The results of experiments are given in Table 2. First, observe that DIRECT-G and DIRECT-GL perform on average much better (see Overall row in Table 2) compared to DIRECT. Especially this is evident when a lower percentage error (pe) (higher accuracy) is sought. Observe, that original DIRECT on average performs better only for simpler (unimodal) test problems (see Unimodal row in Table 2). That is mainly because the set of potentially optimal hyper-rectangles in DIRECT-G and DIRECT-GL is larger per iteration. Consequently, a greater number of function evaluations is needed.

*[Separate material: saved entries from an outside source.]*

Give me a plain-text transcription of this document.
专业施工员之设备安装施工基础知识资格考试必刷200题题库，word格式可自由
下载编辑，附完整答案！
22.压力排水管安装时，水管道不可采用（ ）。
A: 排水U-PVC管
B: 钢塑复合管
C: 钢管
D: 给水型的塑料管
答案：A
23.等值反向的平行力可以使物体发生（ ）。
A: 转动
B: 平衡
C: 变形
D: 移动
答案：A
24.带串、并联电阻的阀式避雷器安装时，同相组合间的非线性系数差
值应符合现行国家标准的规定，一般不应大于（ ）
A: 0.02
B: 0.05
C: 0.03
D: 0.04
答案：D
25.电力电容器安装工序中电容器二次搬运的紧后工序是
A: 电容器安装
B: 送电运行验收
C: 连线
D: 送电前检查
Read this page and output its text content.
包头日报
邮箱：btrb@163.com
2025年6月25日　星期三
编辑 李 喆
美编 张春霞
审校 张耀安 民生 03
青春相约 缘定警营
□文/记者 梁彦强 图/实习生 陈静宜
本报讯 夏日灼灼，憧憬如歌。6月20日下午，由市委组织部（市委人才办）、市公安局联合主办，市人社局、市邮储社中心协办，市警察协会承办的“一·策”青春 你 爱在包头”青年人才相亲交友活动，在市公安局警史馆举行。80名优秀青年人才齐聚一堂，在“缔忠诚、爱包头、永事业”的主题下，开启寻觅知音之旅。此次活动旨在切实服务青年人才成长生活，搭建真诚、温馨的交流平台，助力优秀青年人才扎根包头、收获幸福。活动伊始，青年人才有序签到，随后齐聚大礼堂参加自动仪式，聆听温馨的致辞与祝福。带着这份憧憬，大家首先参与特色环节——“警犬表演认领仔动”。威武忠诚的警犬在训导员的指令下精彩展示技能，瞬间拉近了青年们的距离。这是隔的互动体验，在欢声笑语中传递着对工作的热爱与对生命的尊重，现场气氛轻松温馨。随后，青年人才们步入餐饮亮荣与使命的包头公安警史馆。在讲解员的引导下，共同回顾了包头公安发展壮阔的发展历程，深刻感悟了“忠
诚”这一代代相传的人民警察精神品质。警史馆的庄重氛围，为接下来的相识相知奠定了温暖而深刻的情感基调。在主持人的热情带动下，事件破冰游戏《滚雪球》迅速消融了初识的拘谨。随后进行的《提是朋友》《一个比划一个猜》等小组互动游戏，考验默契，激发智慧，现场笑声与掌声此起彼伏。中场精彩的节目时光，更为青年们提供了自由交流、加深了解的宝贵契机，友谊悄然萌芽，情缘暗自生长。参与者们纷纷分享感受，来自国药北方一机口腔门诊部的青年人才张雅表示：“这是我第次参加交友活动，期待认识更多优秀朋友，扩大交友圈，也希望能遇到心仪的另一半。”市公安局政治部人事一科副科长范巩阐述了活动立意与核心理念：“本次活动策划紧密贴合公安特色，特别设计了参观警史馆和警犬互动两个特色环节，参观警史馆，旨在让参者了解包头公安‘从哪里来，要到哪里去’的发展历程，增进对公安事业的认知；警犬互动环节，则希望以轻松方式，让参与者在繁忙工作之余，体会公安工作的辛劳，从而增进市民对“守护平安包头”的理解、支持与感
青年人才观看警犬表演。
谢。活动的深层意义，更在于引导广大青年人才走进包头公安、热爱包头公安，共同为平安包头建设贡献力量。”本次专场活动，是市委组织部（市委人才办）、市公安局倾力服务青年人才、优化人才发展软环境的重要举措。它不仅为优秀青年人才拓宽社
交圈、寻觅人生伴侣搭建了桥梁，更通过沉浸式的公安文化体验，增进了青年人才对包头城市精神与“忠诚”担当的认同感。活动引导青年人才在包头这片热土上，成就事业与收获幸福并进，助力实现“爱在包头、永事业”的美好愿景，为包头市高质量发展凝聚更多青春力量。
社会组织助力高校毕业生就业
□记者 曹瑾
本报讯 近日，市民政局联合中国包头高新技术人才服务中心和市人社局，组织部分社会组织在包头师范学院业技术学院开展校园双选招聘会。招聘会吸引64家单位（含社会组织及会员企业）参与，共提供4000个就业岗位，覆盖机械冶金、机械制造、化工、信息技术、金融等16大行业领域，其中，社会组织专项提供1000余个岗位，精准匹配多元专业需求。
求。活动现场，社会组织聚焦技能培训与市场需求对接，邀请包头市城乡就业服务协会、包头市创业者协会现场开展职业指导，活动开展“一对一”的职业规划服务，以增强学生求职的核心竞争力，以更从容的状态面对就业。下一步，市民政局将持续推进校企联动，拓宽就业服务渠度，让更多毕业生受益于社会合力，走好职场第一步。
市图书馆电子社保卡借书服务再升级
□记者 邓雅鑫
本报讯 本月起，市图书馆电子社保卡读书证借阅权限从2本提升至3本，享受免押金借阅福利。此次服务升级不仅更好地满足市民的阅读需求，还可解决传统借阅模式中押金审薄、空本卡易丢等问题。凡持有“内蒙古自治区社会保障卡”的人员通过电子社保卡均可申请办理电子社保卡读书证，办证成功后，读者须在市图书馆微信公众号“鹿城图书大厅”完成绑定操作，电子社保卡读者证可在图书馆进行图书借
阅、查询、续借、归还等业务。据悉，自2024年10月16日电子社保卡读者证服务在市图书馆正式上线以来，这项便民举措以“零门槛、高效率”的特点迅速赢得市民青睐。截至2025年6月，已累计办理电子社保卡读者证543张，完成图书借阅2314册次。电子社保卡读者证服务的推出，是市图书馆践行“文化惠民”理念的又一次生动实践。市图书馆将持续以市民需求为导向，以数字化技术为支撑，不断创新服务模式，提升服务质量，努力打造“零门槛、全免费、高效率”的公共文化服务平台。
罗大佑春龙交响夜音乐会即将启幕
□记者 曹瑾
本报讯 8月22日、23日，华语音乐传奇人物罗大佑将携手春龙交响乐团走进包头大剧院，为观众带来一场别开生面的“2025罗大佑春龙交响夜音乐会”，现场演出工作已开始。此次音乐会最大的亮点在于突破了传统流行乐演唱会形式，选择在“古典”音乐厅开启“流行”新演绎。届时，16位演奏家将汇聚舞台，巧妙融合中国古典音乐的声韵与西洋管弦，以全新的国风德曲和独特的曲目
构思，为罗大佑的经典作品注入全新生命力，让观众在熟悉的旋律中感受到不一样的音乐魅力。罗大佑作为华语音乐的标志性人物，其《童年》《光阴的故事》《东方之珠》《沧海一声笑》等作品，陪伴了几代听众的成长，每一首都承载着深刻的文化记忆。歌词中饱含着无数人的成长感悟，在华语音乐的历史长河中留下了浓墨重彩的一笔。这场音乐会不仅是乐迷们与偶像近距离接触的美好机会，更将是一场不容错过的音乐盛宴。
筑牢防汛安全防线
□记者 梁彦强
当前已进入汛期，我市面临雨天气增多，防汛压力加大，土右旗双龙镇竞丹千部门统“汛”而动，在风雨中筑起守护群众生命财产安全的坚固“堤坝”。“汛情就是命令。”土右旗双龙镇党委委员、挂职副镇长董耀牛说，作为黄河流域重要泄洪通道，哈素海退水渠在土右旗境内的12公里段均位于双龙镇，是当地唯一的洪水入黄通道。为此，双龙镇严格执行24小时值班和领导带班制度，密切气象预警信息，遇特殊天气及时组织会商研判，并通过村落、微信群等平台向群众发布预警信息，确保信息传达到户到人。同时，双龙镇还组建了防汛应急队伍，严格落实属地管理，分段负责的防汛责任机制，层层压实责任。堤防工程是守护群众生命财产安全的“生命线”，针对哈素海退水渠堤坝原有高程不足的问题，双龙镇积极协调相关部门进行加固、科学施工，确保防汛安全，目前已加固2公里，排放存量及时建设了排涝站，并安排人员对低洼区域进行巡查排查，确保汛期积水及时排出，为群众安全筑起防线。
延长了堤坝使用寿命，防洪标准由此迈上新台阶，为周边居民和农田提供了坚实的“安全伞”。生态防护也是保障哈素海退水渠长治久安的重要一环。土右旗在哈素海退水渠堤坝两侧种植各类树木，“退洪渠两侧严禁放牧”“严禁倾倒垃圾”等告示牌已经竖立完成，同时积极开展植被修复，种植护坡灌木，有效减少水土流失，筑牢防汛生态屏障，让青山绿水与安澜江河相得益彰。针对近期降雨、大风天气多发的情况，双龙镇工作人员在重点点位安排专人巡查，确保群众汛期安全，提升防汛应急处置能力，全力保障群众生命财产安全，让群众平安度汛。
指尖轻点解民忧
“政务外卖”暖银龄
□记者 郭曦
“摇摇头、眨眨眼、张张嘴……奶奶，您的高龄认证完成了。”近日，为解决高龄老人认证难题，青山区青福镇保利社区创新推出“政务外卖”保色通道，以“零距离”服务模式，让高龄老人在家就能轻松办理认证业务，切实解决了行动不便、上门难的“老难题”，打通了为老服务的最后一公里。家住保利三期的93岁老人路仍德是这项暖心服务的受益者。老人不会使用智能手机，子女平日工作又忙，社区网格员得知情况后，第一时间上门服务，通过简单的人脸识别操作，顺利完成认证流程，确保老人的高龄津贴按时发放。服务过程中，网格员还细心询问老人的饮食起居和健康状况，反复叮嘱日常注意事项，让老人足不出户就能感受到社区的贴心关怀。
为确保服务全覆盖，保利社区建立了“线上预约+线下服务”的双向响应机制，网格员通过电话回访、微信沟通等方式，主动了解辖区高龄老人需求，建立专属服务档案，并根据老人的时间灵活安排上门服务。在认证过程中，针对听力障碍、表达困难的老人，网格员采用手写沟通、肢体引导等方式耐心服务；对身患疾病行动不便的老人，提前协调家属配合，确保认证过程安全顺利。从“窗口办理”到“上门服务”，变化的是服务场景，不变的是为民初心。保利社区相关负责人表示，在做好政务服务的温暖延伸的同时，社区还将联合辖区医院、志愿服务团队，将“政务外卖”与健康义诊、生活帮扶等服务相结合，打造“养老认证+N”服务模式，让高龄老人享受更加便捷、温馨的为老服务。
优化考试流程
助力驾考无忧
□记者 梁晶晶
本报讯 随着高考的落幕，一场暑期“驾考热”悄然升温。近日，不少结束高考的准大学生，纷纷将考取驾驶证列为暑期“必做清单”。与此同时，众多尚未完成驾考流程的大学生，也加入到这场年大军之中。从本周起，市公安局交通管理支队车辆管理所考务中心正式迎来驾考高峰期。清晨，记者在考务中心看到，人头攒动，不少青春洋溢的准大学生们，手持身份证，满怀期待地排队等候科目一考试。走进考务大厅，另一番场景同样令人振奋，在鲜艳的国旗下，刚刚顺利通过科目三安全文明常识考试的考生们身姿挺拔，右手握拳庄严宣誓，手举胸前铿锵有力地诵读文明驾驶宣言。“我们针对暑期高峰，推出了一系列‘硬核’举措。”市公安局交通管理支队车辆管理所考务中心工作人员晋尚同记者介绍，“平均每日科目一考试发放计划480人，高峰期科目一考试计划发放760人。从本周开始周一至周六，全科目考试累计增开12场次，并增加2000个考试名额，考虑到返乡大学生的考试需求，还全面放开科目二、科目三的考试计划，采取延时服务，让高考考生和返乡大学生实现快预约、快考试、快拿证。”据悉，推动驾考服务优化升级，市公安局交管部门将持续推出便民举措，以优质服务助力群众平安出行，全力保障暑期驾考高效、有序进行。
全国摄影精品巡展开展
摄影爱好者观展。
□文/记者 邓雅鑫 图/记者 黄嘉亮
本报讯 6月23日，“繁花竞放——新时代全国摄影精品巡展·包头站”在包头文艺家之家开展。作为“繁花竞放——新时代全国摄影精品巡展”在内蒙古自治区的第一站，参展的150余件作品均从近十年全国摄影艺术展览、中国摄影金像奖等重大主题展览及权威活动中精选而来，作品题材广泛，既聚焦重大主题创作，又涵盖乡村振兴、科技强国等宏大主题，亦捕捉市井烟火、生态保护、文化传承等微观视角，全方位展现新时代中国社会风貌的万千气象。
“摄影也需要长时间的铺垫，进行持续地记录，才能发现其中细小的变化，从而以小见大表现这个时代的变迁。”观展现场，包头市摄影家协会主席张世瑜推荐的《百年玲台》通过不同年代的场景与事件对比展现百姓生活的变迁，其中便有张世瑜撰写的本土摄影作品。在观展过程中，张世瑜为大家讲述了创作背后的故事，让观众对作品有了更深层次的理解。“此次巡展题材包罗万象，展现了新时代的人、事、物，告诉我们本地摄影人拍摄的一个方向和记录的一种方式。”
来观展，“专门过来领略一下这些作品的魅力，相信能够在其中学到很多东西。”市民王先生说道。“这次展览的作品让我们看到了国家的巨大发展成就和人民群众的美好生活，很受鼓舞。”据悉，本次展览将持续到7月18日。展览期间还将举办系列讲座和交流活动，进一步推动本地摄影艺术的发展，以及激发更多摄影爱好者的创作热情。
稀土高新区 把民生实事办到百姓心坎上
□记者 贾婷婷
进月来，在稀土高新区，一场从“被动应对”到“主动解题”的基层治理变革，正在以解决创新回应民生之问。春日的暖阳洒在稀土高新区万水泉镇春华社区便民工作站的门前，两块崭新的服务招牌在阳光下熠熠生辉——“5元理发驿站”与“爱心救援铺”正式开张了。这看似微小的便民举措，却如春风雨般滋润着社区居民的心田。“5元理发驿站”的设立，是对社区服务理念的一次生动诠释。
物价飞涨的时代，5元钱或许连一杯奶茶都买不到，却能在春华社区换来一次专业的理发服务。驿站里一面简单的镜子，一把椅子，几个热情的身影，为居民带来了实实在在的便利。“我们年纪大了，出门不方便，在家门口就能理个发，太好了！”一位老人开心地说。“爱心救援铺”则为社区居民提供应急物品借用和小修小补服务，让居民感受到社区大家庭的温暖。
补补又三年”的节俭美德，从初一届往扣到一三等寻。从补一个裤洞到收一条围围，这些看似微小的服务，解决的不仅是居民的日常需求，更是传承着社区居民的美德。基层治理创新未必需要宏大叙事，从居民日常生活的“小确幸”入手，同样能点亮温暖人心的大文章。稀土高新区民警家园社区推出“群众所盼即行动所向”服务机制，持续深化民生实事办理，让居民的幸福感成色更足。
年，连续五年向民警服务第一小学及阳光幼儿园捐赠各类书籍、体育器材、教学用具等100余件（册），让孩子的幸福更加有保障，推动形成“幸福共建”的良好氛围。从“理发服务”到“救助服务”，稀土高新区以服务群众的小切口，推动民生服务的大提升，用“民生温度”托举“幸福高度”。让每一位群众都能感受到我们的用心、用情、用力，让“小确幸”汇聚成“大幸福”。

For small dimensional problems (see \(\mathbf {n \le 3}\) row in Table 2), DIRECT requires on average from 4.5 times (when \(\varepsilon _\mathrm{pe} = 10^{-2}\)) to 175 times more function evaluations (when \(\varepsilon _\mathrm{pe} = 10^{-8}\)) compared to DIRECT-GL. Observe, that DIRECT-G performed worst with \(\varepsilon _\mathrm{pe} = 10^{-2}\) and \(\varepsilon _\mathrm{pe} = 10^{-4}\). Again, for most of these problems DIRECT was able to converge after a small number of iterations. Therefore, by extending the set of potentially optimal hyper-rectangles only globally enhanced (DIRECT-G) is not very efficient for low-dimensional problems. However, when \(\varepsilon _\mathrm{pe} = 10^{-6}\) and \(\varepsilon _\mathrm{pe} = 10^{-8}\) was used, DIRECT-G performed significantly better compared to DIRECT.

For higher dimensional (see \(\mathbf {n \ge 4}\) row in Table 2) and multimodal problems (see Multimodal row in Table 2) both introduced versions performed significantly better compared to DIRECT, and the best results were obtained using DIRECT-GL. Finally, in total DIRECT failed (see Failed row in Table 2) for \(30.1\%\) (65/216) cases, most of which when a lower percent error tolerance was required (\(10^{-6}\) and \(10^{-8}\)) and optimization problems were more challenging. Meanwhile, DIRECT-G and DIRECT-GL in total failed on \(18.1\%\) (39/216) and \(9.2\%\) (20/216) cases, accordingly.

6 Concluding remarks

In this paper, we introduced a new strategy for the selection of the extended set of potentially optimal hyper-rectangles in the DIRECT-type algorithmic framework. Using the proposed approach two well-known weaknesses of DIRECT-type algorithms were addressed. The experimental results confirmed the well-known fact that while for simpler problems DIRECT performs well, for more challenging (higher dimensional) and multimodal problems the proposed modified DIRECT-GL performs significantly faster. Moreover, since the set of potentially optimal hyper-rectangles is larger (compared to DIRECT), DIRECT-GL scheme looks promising for more efficient parallelization too.